Part of how to manage different personalities in the workplace involves knowing the strengths required for each role. For instance, you can consider giving a team member with extroverted traits a client-facing role.

Understanding what is needed for each role can help you make strategic decisions while incorporating complementary personalities to reduce friction within the team.

4. Seek to Understand Each Employee

One way to manage different personalities is to try and understand what is going on in the lives of each of your team members. This will help you to better understand what drives your employees, what motivates them, and what they hope to achieve.

One way you can try to understand your team members is by having one-on-one meetings where you ask open-ended questions. Ensure to give the questions to your employees before the meeting so that it doesn’t look like they are on the spot.

5. Understand Your Own Biases and Address Them

Managers can learn how to manage different personalities by realizing that they hold prejudices against specific groups of people based on race, color, or even gender, among other personalities. Such biases often affect how we view others and how we interact with them.

You can, however, address this problem through bias training that dissects the roots of the problem, enabling managers to handle different personalities in the workplace.

6. Practice Empathy

Great managers lead by example, especially when mastering how to manage diverse employees. Empathy can help you to better manage people with different personalities as it helps you to model responses from the speaker’s point of view.

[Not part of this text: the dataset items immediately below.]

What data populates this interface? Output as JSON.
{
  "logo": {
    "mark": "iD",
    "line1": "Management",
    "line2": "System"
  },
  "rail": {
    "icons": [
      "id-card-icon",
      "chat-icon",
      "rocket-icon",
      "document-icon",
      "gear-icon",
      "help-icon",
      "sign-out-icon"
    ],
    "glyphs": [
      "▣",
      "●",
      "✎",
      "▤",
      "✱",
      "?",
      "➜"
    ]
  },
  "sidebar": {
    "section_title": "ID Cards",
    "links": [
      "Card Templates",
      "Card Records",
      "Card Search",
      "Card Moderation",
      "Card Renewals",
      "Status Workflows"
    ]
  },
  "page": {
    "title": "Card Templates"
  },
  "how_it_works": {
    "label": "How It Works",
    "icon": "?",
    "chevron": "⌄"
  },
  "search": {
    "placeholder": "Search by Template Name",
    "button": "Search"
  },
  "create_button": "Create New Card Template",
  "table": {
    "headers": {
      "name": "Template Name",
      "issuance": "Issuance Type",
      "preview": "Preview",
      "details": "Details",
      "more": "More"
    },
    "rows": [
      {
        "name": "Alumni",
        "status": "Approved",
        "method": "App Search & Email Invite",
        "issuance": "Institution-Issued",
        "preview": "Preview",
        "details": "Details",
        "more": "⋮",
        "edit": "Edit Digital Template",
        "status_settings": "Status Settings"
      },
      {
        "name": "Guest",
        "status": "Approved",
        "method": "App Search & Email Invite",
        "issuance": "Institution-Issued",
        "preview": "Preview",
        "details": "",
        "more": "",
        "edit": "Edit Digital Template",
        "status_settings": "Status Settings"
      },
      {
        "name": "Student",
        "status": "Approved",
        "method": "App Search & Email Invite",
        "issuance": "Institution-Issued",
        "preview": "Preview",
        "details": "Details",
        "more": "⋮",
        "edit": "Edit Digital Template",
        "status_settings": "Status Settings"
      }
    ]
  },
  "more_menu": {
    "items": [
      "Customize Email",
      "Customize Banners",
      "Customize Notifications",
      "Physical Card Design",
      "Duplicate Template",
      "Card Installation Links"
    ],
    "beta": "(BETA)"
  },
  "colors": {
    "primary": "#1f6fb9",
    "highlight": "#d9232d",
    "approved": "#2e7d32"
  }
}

Empathetic communication allows you to use the strength of the other team member and therefore reduces room for conflict. In addition, practicing empathy allows you to improve organizational productivity when team members understand each other.

Conclusion

Working with employees with different personalities can be beneficial to your team. You can maximize the diversity of opinions that come with diverse teams and, therefore, the ability to solve conflicts from multiple perspectives.

However, diverse teams come with challenges, including differences in opinions and beliefs, which could lead to friction among the team members. You can use tools like empathetic communication, bias training, and understanding team roles to better understand your team members.